Advance directives are not set in stone, she says. They need to be reviewed on an ongoing basis, “when the resident is cognitively able to,” Morrison says. “Upon admission, part of my duty is to educate people about the advance directive and help them implement them if they so choose. Each resident/family’s needs/wishes are different and so is the approach for each person.”
A Team Approach To Care
Ultimately, money is not at the heart of this issue, Cornell emphasizes. Having the appropriate advance directive in place “benefits the resident, family, and staff. It creates a culture of true caring. End-of-life decisions so often are intertwined within the framework of the family and past relationships and issues. Not only is it about giving the patient optimal care, it is about person-centered care, involving the entire family,” she says.
In cases where a full code patient (those in need of life-saving measures such as intubation or resuscitation) is admitted to a center, it’s important to talk to the family so that they can get a full picture and prognosis, Cornell says. The difficult part is separating what the family wants and what the patient wants.
“Residents may not want heroic things done to them, but they do it because the family isn’t ready to let go yet,” Cornell says. As part of its revised advance planning program, Bayberry has assembled a health care team of providers that offer spiritual and religious guidance, massage, art and music therapy, and education and guidance about palliative care.
“We realized that we needed to look at advance directives in a different way…to make sure that they were in place and conducted in a timely manner.” Advance directives are often done onsite, most ideally when the patient is still of sound mind and body. If they’re unable to fill it out, then staff go over the document and the options available with the family.
If there’s a reluctance to change the terms of an advance directive, a nurse will explain things to the patient and the family from a medical standpoint, with other doctors and caregivers standing by to offer assistance.
“If we strongly believe the advance directive doesn’t match the prognosis, we have that support of the whole team to work with family and residents to come up with something more realistic,” Cornell says.
This approach worked successfully with a resident who upon admission was still alert and able to walk, but took a turn for the worse shortly afterward.
“She had cancer, and the family had a hard time accepting the prognosis,” Brown says. Working with the palliative care nurse, Brown was able to encourage the family to change the advance directive and give the patient comfort care instead of sending her back to the hospital for drastic rehabilitative measures.
It’s a difficult thing for these families to do, she concedes. “They don’t want to think they’re giving up on the family member.”

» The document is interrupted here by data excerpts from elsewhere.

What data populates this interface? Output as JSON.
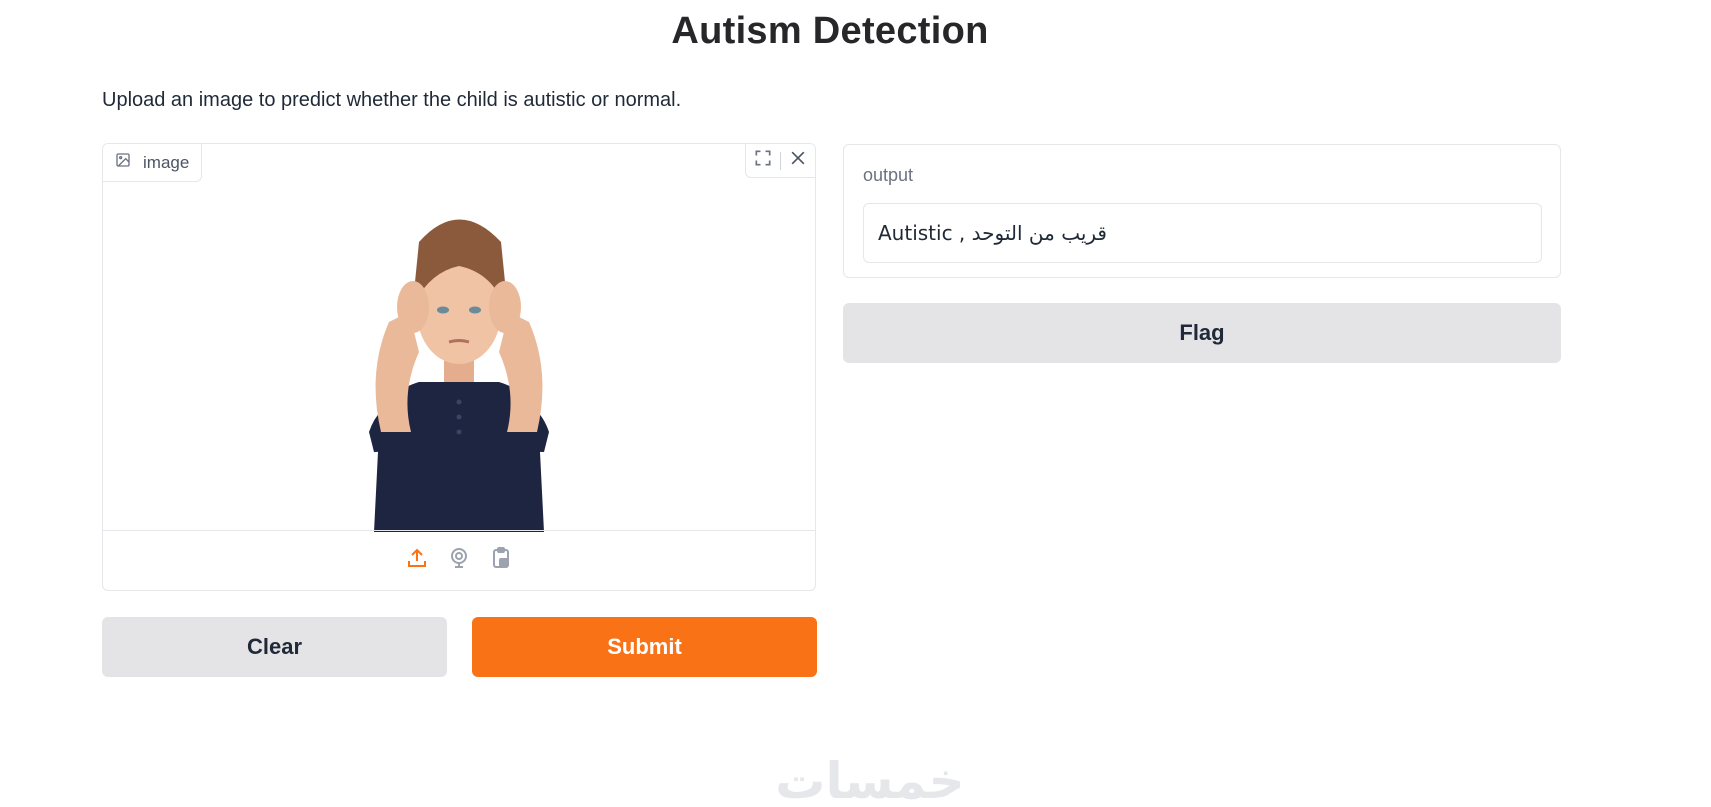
{
  "header": {
    "title": "Autism Detection",
    "description": "Upload an image to predict whether the child is autistic or normal."
  },
  "input": {
    "label": "image",
    "icons": {
      "label_icon": "image-icon",
      "fullscreen": "fullscreen-icon",
      "clear": "close-icon",
      "upload": "upload-icon",
      "webcam": "webcam-icon",
      "clipboard": "clipboard-icon"
    }
  },
  "output": {
    "label": "output",
    "value": "Autistic , قريب من التوحد"
  },
  "buttons": {
    "clear": "Clear",
    "submit": "Submit",
    "flag": "Flag"
  },
  "colors": {
    "accent": "#f97316",
    "secondary_button": "#e4e4e7"
  },
  "watermark": "خمسات"
}
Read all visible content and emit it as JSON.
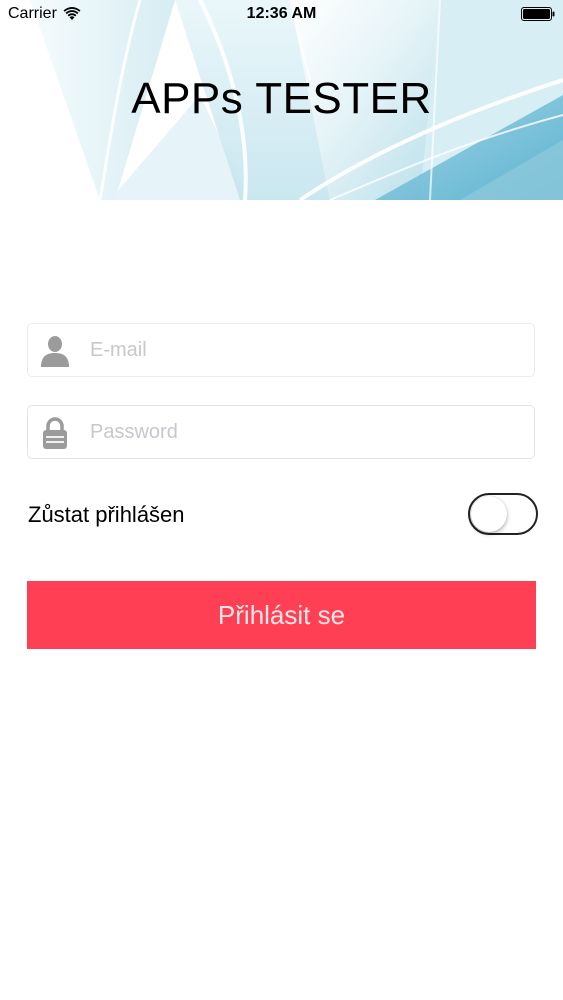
{
  "status_bar": {
    "carrier": "Carrier",
    "time": "12:36 AM",
    "wifi_icon": "wifi-icon",
    "battery_icon": "battery-icon"
  },
  "header": {
    "title": "APPs TESTER"
  },
  "form": {
    "email": {
      "placeholder": "E-mail",
      "value": "",
      "icon": "user-icon"
    },
    "password": {
      "placeholder": "Password",
      "value": "",
      "icon": "lock-icon"
    },
    "remember": {
      "label": "Zůstat přihlášen",
      "checked": false
    },
    "submit_label": "Přihlásit se"
  },
  "colors": {
    "accent": "#ff4054",
    "banner_blue": "#5fb7d3",
    "icon_gray": "#9b9b9b"
  }
}
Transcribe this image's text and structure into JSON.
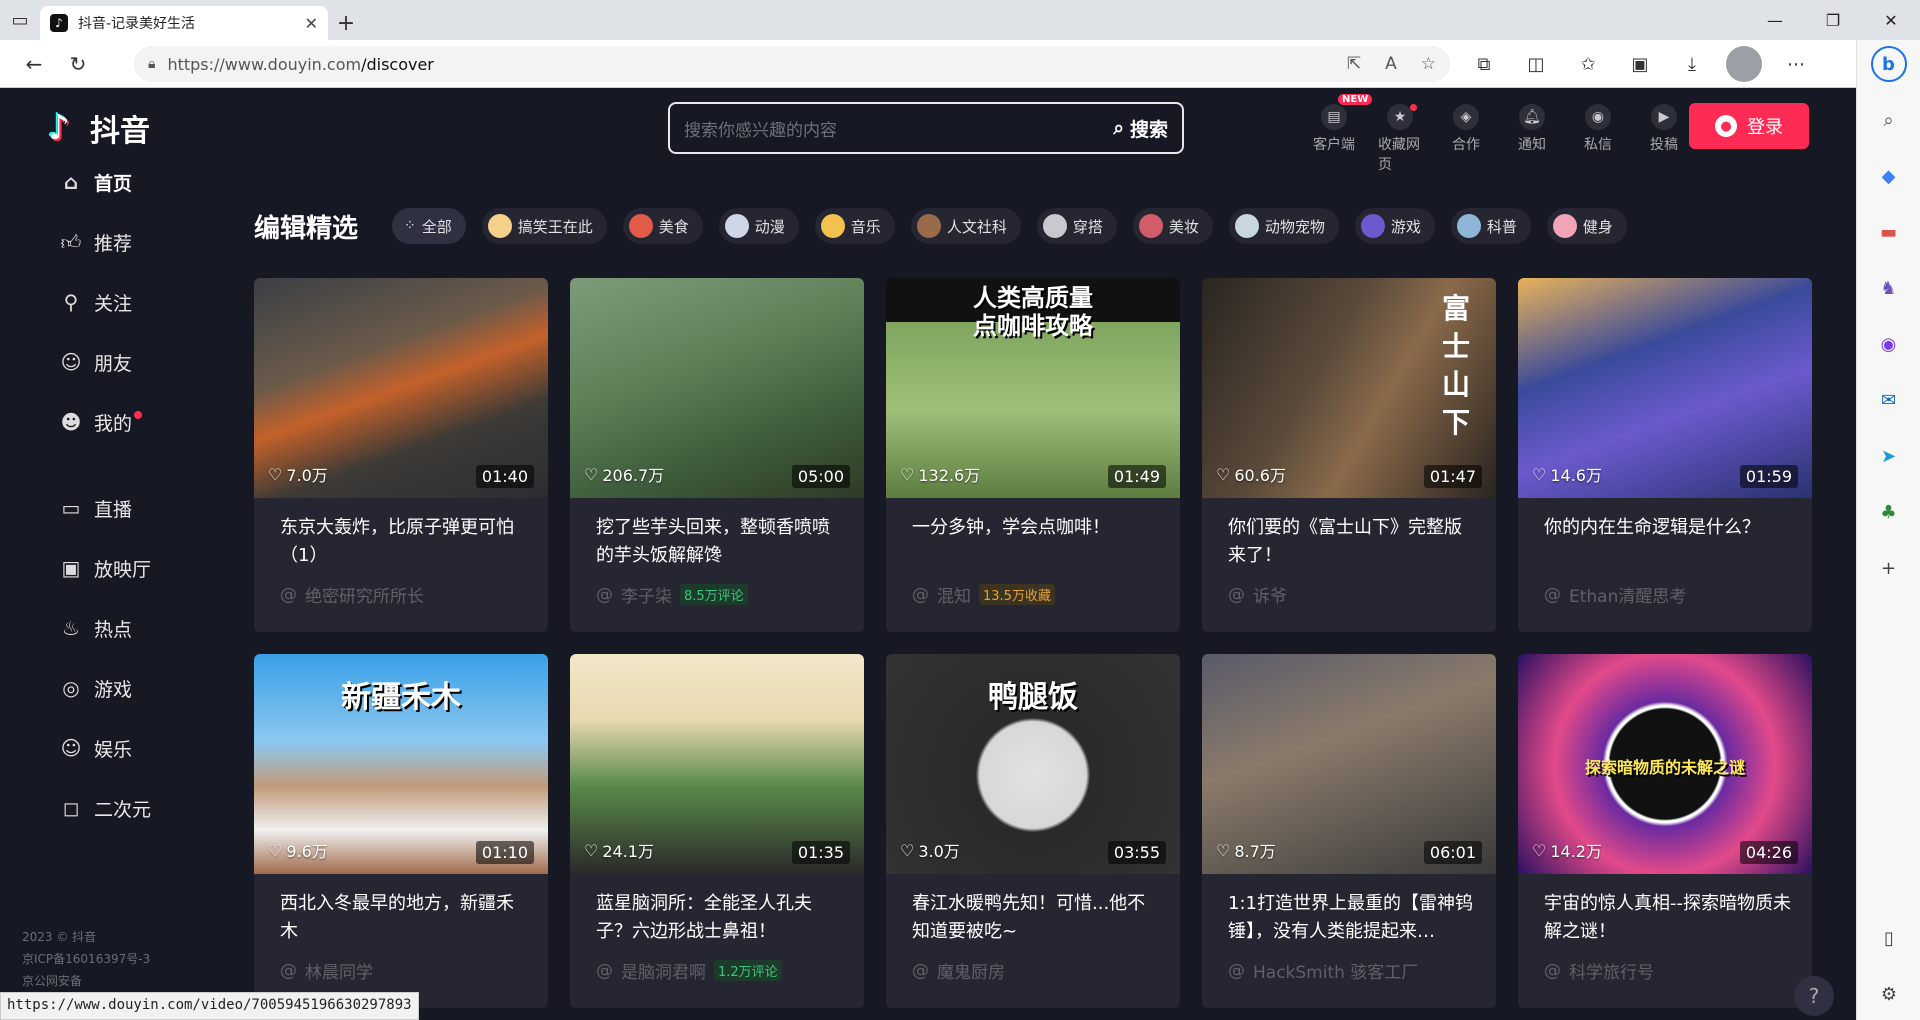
{
  "browser": {
    "tab_title": "抖音-记录美好生活",
    "url_host": "https://www.douyin.com",
    "url_path": "/discover",
    "status_url": "https://www.douyin.com/video/7005945196630297893"
  },
  "logo_text": "抖音",
  "nav": [
    {
      "icon": "home-icon",
      "label": "首页",
      "active": true
    },
    {
      "icon": "thumb-up-icon",
      "label": "推荐"
    },
    {
      "icon": "follow-icon",
      "label": "关注"
    },
    {
      "icon": "friends-icon",
      "label": "朋友"
    },
    {
      "icon": "user-icon",
      "label": "我的",
      "dot": true
    },
    {
      "icon": "live-icon",
      "label": "直播"
    },
    {
      "icon": "tv-icon",
      "label": "放映厅"
    },
    {
      "icon": "fire-icon",
      "label": "热点"
    },
    {
      "icon": "gamepad-icon",
      "label": "游戏"
    },
    {
      "icon": "smile-icon",
      "label": "娱乐"
    },
    {
      "icon": "anime-icon",
      "label": "二次元"
    }
  ],
  "footer": {
    "line1": "2023 © 抖音",
    "line2": "京ICP备16016397号-3",
    "line3": "京公网安备"
  },
  "search": {
    "placeholder": "搜索你感兴趣的内容",
    "button": "搜索"
  },
  "header_actions": [
    {
      "icon": "client-icon",
      "label": "客户端",
      "badge": "NEW"
    },
    {
      "icon": "star-icon",
      "label": "收藏网页",
      "dot": true
    },
    {
      "icon": "cooperate-icon",
      "label": "合作"
    },
    {
      "icon": "bell-icon",
      "label": "通知"
    },
    {
      "icon": "message-icon",
      "label": "私信"
    },
    {
      "icon": "upload-icon",
      "label": "投稿"
    }
  ],
  "login": "登录",
  "section_title": "编辑精选",
  "categories": [
    "全部",
    "搞笑王在此",
    "美食",
    "动漫",
    "音乐",
    "人文社科",
    "穿搭",
    "美妆",
    "动物宠物",
    "游戏",
    "科普",
    "健身"
  ],
  "videos": [
    {
      "title": "东京大轰炸，比原子弹更可怕（1）",
      "author": "绝密研究所所长",
      "likes": "7.0万",
      "duration": "01:40",
      "tag": "",
      "tag_style": "",
      "overlay": ""
    },
    {
      "title": "挖了些芋头回来，整顿香喷喷的芋头饭解解馋",
      "author": "李子柒",
      "likes": "206.7万",
      "duration": "05:00",
      "tag": "8.5万评论",
      "tag_style": "green",
      "overlay": ""
    },
    {
      "title": "一分多钟，学会点咖啡！",
      "author": "混知",
      "likes": "132.6万",
      "duration": "01:49",
      "tag": "13.5万收藏",
      "tag_style": "gold",
      "overlay": "人类高质量\n点咖啡攻略"
    },
    {
      "title": "你们要的《富士山下》完整版来了！",
      "author": "诉爷",
      "likes": "60.6万",
      "duration": "01:47",
      "tag": "",
      "tag_style": "",
      "overlay": "富\n士\n山\n下"
    },
    {
      "title": "你的内在生命逻辑是什么？",
      "author": "Ethan清醒思考",
      "likes": "14.6万",
      "duration": "01:59",
      "tag": "",
      "tag_style": "",
      "overlay": ""
    },
    {
      "title": "西北入冬最早的地方，新疆禾木",
      "author": "林晨同学",
      "likes": "9.6万",
      "duration": "01:10",
      "tag": "",
      "tag_style": "",
      "overlay": "新疆禾木"
    },
    {
      "title": "蓝星脑洞所：全能圣人孔夫子？六边形战士鼻祖！",
      "author": "是脑洞君啊",
      "likes": "24.1万",
      "duration": "01:35",
      "tag": "1.2万评论",
      "tag_style": "green",
      "overlay": ""
    },
    {
      "title": "春江水暖鸭先知！可惜...他不知道要被吃~",
      "author": "魔鬼厨房",
      "likes": "3.0万",
      "duration": "03:55",
      "tag": "",
      "tag_style": "",
      "overlay": "鸭腿饭"
    },
    {
      "title": "1:1打造世界上最重的【雷神钨锤】，没有人类能提起来…",
      "author": "HackSmith 骇客工厂",
      "likes": "8.7万",
      "duration": "06:01",
      "tag": "",
      "tag_style": "",
      "overlay": ""
    },
    {
      "title": "宇宙的惊人真相--探索暗物质未解之谜！",
      "author": "科学旅行号",
      "likes": "14.2万",
      "duration": "04:26",
      "tag": "",
      "tag_style": "",
      "overlay": "探索暗物质的未解之谜"
    }
  ]
}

A little foresight in planning goes a long way. Jay Galeski, an internist with Virginia Physicians in Richmond, Va., says the majority of his patients who bring advance directives to the hospital don’t have any problems getting their wishes honored. That’s because “these care plans were created in the calm and unhurried atmosphere of an office visit, not in the ICU or emergency room setting, where many take place.”
This approach worked for the family of one of his patients who experienced a cerebral hemorrhage. “The wife and son were able to feel comfortable that the patient’s health care wishes for end-of-life care were honored,” Galeski says, “and there wasn’t any guilt when he was taken off of life support.”
Jennifer Lubell is a freelance writer living in the Washington, D.C., metropolitan area.